Return of US Oil Sanctions on Venezuela to Hit Revenue, Fuel Imports

  • A reimposition of U.S. sanctions on Venezuela's oil and gas sectors would hurt the OPEC country's ability to collect cash from its oil exports, crimp new energy investments, and raise the risks of domestic fuel scarcity, analysts and executives said.
  • This week, Washington ordered a wind-down of all business transactions between U.S. entities and Venezuela's state miner Minerven. In addition, Washington noted it would unwind in April, easing of energy sanctions if President Nicolas Maduro's administration does not stick to an agreement signed last year to accept conditions for a fair presidential election.
  • The U.S. is increasing its pressure since the South American country's top court upheld a ban blocking the leading opposition hopeful, Maria Corina Machado, from the election. The U.S., which first imposed oil sanctions on Venezuela in 2019, granted sanctions relief for the OPEC member country in October in recognition of the election deal.
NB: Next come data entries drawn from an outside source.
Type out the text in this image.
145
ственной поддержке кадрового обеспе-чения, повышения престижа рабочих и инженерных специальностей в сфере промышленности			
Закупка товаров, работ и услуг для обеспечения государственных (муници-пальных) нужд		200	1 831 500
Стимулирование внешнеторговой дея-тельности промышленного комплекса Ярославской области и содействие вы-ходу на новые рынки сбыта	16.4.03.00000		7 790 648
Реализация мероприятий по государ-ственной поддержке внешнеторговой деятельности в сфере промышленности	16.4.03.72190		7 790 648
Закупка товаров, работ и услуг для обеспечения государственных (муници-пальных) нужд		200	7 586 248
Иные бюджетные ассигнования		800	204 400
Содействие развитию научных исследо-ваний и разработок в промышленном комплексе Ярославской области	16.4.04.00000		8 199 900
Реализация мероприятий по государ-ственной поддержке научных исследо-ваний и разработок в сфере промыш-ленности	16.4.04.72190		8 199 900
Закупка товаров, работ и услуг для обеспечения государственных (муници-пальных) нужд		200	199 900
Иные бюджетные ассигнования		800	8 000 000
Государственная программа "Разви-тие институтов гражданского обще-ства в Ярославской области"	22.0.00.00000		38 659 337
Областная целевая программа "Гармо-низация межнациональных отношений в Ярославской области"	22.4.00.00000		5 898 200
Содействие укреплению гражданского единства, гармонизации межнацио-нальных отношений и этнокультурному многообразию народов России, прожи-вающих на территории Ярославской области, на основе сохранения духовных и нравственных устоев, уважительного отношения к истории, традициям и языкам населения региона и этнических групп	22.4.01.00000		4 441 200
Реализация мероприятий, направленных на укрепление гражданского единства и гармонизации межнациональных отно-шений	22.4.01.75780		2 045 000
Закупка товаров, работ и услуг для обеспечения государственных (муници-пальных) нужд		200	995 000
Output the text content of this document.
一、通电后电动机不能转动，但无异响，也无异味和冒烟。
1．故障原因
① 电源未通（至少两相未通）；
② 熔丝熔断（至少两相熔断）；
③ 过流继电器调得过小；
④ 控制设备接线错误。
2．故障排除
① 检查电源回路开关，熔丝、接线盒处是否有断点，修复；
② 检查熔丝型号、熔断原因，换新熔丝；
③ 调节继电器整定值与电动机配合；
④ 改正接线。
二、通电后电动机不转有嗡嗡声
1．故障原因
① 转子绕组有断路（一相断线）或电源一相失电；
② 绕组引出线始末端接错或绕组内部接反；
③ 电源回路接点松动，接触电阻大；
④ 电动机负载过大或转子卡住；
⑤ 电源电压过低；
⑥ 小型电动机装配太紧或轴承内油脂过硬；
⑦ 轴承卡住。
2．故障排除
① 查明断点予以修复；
  • As a result of easing sanctions, Venezuela was expected to grow its total oil revenue to as much as $20Bn this year from some $12Bn in 2023, according to Caracas-based consultancy Ecoanalitica. However, larger exports of crude and petrochemicals to cash-paying customers in countries from the U.S. to India were behind its forecast.
  • "Price discounts on Venezuela's crude had reduced a lot, and cashing sales proceeds became easier for state company PDVSA," said Francisco Monaldi, director of the Latin American Energy Program at Rice University's Baker Institute. "If the license is withdrawn in April, the proceeds will be reduced again and the scenarios of strong economic growth and a competitive election will fade," he added.
  • Risks of a new bout of acute fuel scarcity also are poised to increase, experts said. Even if Washington continues authorizations for debt repayment deals to Chevron, Eni, Repsol, and Maurel & Prom to avoid a total break with Venezuela, that might not provide sustainable investment to expand output.